Será que o home office impacta menos o meio ambiente?

Imagine sua vida antes da pandemia de covid-19. Para muitas pessoas, a rotina consistia em deslocar-se diariamente ao escritório, percorrendo alguns quilômetros de carro. Os 5 dias úteis da semana eram passados na empresa e todo o consumo de energia, geração de resíduos, emissão de gases, consumo de água ficava por sua conta, seja financeiramente, como ambientalmente.

Entretanto, mudanças drásticas na rotina tiveram de ser tomadas e o modo com o qual trabalhamos também foi afetado — o trabalho remoto ou home office passou a ser adotado por muitas empresas. O que antes era benefício oferecido por poucos espaços corporativos, passou a ser obrigatório do dia para a noite para uma grande massa de trabalhadores, seja por protocolos sanitários ou por impossibilidade de deslocamento da força de trabalho.
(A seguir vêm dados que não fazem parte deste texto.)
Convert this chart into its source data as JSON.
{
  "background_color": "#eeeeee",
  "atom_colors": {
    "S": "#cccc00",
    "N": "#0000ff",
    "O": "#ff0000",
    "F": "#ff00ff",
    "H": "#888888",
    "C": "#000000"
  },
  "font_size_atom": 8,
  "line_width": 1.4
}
No ano de 2020, muitas empresas reportaram em seus relatórios de sustentabilidade, a redução do impacto ambiental de suas operações. Foram menos resíduos produzidos e um menor consumo de energia, nos dando a impressão de que o impacto ambiental foi reduzido. Fato que é, em partes, verdadeiro. No ano passado, por exemplo, o Dia de Sobrecarga da Terra foi atrasado em 3 semanas devido ao menor consumo de recursos naturais e à redução no lançamento de gases de efeito estufa. Porém, a maioria dessas reduções se deu por conta da diminuição das atividades econômicas e das empresas, do comércio e dos serviços fechados.

 

Mas a pergunta que fica é: será que o home office realmente impacta menos no meio ambiente?

A resposta é: depende. Conforme dados do jornal britânico The Guardian, há cálculos que estimam que até 40% dos empregados que estão em home office atualmente não deverão voltar ao escritório depois da pandemia. Pelo menos não de forma total, mantendo o trabalho remoto. A estimativa é que grande parte das organizações não abandonarão o home office dos seus empregados, visto que muitas devolveram espaços, diminuíram contas e consumiram menos recursos. Isso corrobora o dado do mesmo jornal, que aponta que após a pandemia, pelo menos 4 vezes mais pessoas estarão adeptas ao home office comparado aos anos anteriores a 2020.

O esquema híbrido deve ser o mais comum num cenário próximo. Instituições europeias como Carbon Trust e Vodafone Institute for Society and Communications, publicaram um estudo comparando os impactos ambientais do home office. Dados de países como Itália, Alemanha, Reino Unido, Suíça, Espanha e República Tcheca, mostram que antes da pandemia era comum a força de trabalho desempenhar suas funções até 2 dias por semana de modo remoto. Já na pandemia, a média é de 4 dias por semana, e após, o esquema deve ser mantido por 3 dias.

O trabalho remoto pode acarretar sim a diminuição de impactos ambientais para as empresas. Mas agora imagine cada funcionário em sua casa, trabalhando sozinho, acionando iluminação individual, ligando o seu ar-condicionado e pedindo comidas por delivery. A diferença está nas soluções que grandes empresas e escritórios geralmente buscam visando a economia de água e energia e o aumento na eficiência da reciclagem, as quais são, dificilmente, replicadas individualmente.

 

Até o momento, sabemos que o home office é benéfico ambientalmente para empresas, pois o consumo de recursos acaba por diminuir. Para os seus funcionários, é provável que o trabalho remoto impacte igualmente ou até mais o meio ambiente, visto que cada casa consome mais energia, mais água, gera mais resíduos e mais gases de efeito estufa. Só saberemos o resultado desse novo modelo de trabalho acompanhando os indicadores ambientais dos próximos anos.

 

Fonte: Blog Eco Response – The Guardian, jornal britânico.